Despite the great success of RMSProp and Adam, their theoretical behavior is still unclear. In particular, the two momentum hyperparameters (\(\beta_1\) and \(\beta_2\)) play important roles in the convergence. Intuitively, the larger \(\beta_1\) and \(\beta_2\) are, the smoother the corresponding \(\vm^t\) and \(\vv^t\) are (since they are closer to \(\vm^{t-1}\) and \(\vv^{t-1}\)). In practice, people usually take \(\beta_1=0.9\) and \(\beta_2=0.999\), indicating the importance of smooth trajectories of \(\vm^t\) and \(\vv^t\). In theory however, it is shown that Adam could diverge with the default hyperparameters \(\beta_1=0.9\) and \(\beta_2=0.999\).

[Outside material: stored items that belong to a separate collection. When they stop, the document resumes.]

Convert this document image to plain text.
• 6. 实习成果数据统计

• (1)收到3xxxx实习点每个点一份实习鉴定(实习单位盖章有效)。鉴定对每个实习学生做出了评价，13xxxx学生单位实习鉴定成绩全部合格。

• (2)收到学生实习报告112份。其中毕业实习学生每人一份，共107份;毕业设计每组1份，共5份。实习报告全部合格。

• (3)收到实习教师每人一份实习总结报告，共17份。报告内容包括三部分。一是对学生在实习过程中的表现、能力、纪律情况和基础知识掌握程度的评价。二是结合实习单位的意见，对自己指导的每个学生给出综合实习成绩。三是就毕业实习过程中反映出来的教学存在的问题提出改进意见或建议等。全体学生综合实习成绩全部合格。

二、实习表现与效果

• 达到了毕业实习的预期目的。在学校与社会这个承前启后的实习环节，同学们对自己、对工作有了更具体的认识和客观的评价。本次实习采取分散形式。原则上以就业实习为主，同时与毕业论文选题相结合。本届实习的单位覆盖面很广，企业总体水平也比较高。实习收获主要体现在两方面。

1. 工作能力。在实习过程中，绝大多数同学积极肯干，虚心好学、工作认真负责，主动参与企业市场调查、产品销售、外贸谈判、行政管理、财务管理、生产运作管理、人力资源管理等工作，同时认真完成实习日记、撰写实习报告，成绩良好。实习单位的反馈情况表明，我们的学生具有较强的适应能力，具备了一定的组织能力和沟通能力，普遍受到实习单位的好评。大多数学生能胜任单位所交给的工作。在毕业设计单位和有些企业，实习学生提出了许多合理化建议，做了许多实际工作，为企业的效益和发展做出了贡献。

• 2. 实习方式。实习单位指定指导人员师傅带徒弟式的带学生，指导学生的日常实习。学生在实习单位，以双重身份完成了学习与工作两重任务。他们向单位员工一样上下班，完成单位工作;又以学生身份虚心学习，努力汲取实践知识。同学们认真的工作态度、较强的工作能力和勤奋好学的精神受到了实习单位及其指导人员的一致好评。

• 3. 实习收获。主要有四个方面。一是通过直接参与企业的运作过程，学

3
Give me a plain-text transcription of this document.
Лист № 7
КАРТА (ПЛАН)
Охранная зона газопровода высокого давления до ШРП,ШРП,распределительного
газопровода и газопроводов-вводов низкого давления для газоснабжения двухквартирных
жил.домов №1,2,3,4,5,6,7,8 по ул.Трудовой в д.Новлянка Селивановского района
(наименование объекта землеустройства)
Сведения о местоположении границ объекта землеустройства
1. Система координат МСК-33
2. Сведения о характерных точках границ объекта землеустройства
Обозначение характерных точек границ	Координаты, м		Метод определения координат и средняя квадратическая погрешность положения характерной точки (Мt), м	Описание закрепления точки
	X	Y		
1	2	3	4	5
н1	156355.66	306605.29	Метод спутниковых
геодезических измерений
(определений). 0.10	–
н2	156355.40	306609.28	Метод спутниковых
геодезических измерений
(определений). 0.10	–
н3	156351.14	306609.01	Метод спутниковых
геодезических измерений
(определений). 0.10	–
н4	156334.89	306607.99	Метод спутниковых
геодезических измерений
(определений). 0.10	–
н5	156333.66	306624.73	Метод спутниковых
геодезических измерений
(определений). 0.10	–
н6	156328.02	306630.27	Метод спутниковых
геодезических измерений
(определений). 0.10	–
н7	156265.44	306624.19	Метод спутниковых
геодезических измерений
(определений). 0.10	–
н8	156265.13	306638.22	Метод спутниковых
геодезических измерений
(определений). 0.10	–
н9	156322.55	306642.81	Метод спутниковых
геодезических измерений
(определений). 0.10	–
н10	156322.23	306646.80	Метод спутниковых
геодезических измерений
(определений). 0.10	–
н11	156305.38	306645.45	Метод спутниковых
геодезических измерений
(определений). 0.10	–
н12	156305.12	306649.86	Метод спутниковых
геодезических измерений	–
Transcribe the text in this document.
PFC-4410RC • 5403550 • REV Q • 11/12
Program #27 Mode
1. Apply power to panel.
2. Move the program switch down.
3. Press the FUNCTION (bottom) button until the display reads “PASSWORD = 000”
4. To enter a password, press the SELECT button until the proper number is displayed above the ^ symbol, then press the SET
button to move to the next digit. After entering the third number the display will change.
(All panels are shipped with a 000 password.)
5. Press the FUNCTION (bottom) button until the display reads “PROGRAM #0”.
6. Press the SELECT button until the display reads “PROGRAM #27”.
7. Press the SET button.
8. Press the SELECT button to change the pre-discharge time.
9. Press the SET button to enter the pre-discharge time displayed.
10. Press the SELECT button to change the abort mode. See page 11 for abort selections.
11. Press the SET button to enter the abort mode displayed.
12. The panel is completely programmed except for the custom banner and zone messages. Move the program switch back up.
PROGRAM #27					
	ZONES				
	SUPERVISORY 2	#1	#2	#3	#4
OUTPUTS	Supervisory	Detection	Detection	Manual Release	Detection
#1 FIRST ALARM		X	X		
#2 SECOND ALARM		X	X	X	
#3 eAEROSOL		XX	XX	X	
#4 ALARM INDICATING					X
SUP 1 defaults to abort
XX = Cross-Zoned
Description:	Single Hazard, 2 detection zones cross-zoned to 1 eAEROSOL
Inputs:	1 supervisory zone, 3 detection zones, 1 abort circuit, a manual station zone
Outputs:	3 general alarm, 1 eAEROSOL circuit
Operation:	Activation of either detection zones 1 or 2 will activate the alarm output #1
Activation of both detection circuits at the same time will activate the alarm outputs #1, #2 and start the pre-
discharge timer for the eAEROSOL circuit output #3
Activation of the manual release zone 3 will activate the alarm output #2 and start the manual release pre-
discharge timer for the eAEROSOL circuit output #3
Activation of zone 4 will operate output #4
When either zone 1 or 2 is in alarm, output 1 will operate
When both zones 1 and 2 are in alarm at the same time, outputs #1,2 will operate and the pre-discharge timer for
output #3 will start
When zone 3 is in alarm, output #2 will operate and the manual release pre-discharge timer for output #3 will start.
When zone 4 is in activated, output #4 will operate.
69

Specifically, [Reddi et al., 2018] shows the following result:

Theorem

For any constant \(\beta_1,\beta_2\in[0, 1)\), such that \(\beta_1\leq\sqrt{\beta_2}\), there is a stochastic convex optimization problem for which Adam does not converge to the optimal solution.

(see Theorem 3 in [Reddi et al., 2018])

Note that the condition \(\beta_1\leq\sqrt{\beta_2}\) covers the default setting \(\beta_1=0.9\) and \(\beta_2=0.999\), therefore Adam is not converging for every stochastic optimization problem.

Since then, multiple convergence analysis are provided to cover the convergence of Adam under different hyperparameter settings. Related works include [Chen et al., 2019, Défossez et al., 2022, Zhang et al., 2022]. See [Zhang et al., 2022] for a detailed discussion on the convergence of Adam.

4.2.7. Possible homeworks:#

  1. implement sgd and sgd-momentum by hand, compare it with torch’s implementation. Maybe easier: add momentum based on sgd implemented by torch.

  2. write code (could use gpt and torch implementation) to test the memory cost by sgd and sgd momentum with different batchsizes, and figure out the maximum batchsize required to training a 1b model

  3. imagine each iteration has similar gradients (such as least-squares), what are the effective learning rates of AdaGrad, RMSProp and Adam?

  4. for MNIST, implement AdaGrad, RMSProp and Adam and compare their performance. Do a hyperparameter search for optimal learning rates.